Il vicepresidente Piersilvio Berlusconi ha aperto la conferenza stampa analizzando l’evoluzione di Mediaset e gli obiettivi che l’azienda si pone. Prima di tutto il core business: la tv generalista. Berlusconi si è detto convinto che nel bene o nel male comunque per ancora molti anni il modello generalista risulterà vincente dal punto di vista degli ascolti.

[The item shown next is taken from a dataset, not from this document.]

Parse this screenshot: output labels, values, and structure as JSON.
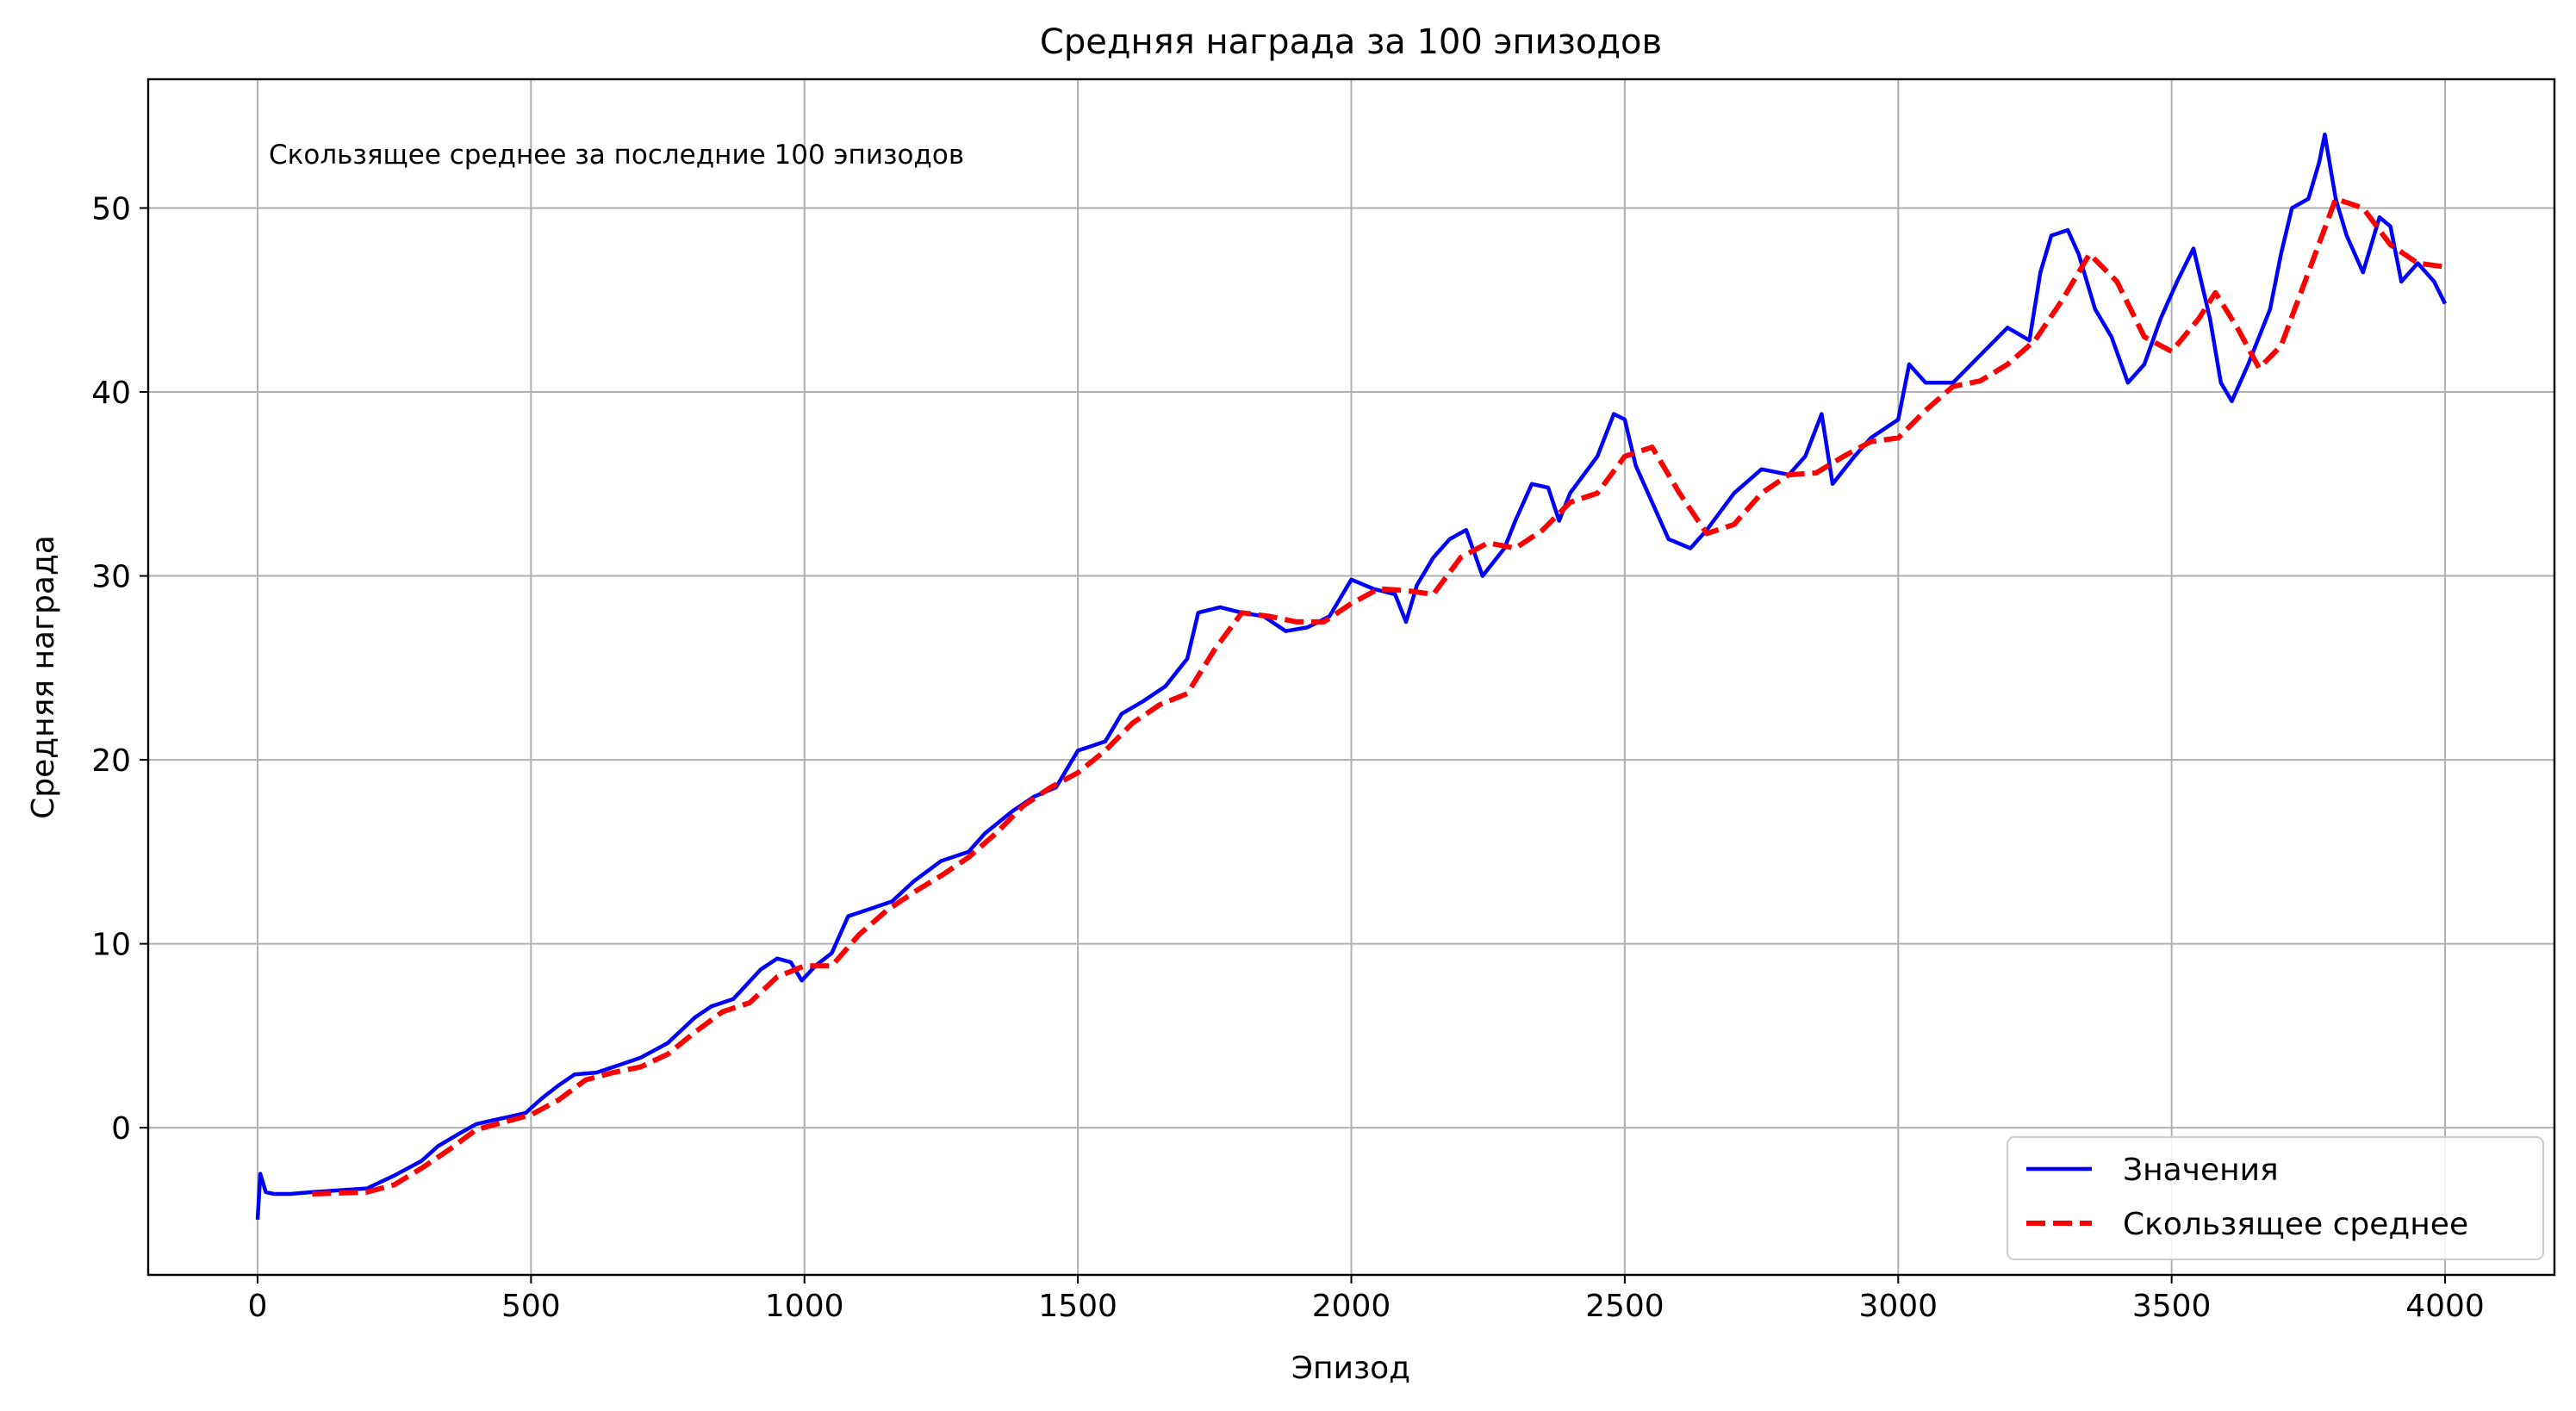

Nonostante ciò, è innegabile che l’evoluzione dei media spinta dalle nuove tecnologie ha posto sempre di più i contenuti al centro dell’attenzione. Nel 2007 quindi Mediaset si è mossa proprio in questa direzione, acquisendo prima Endemol, quindi Medusa e Taodue, leader rispettivamente della produzione cinematografica e di fiction in Italia. Parallelamente Mediaset ha investito molto nella piattaforma digitale terrestre, ed in particolare Mediaset Premium ha aumentato il proprio fatturato, pari a 200 milioni di euro, del 70%.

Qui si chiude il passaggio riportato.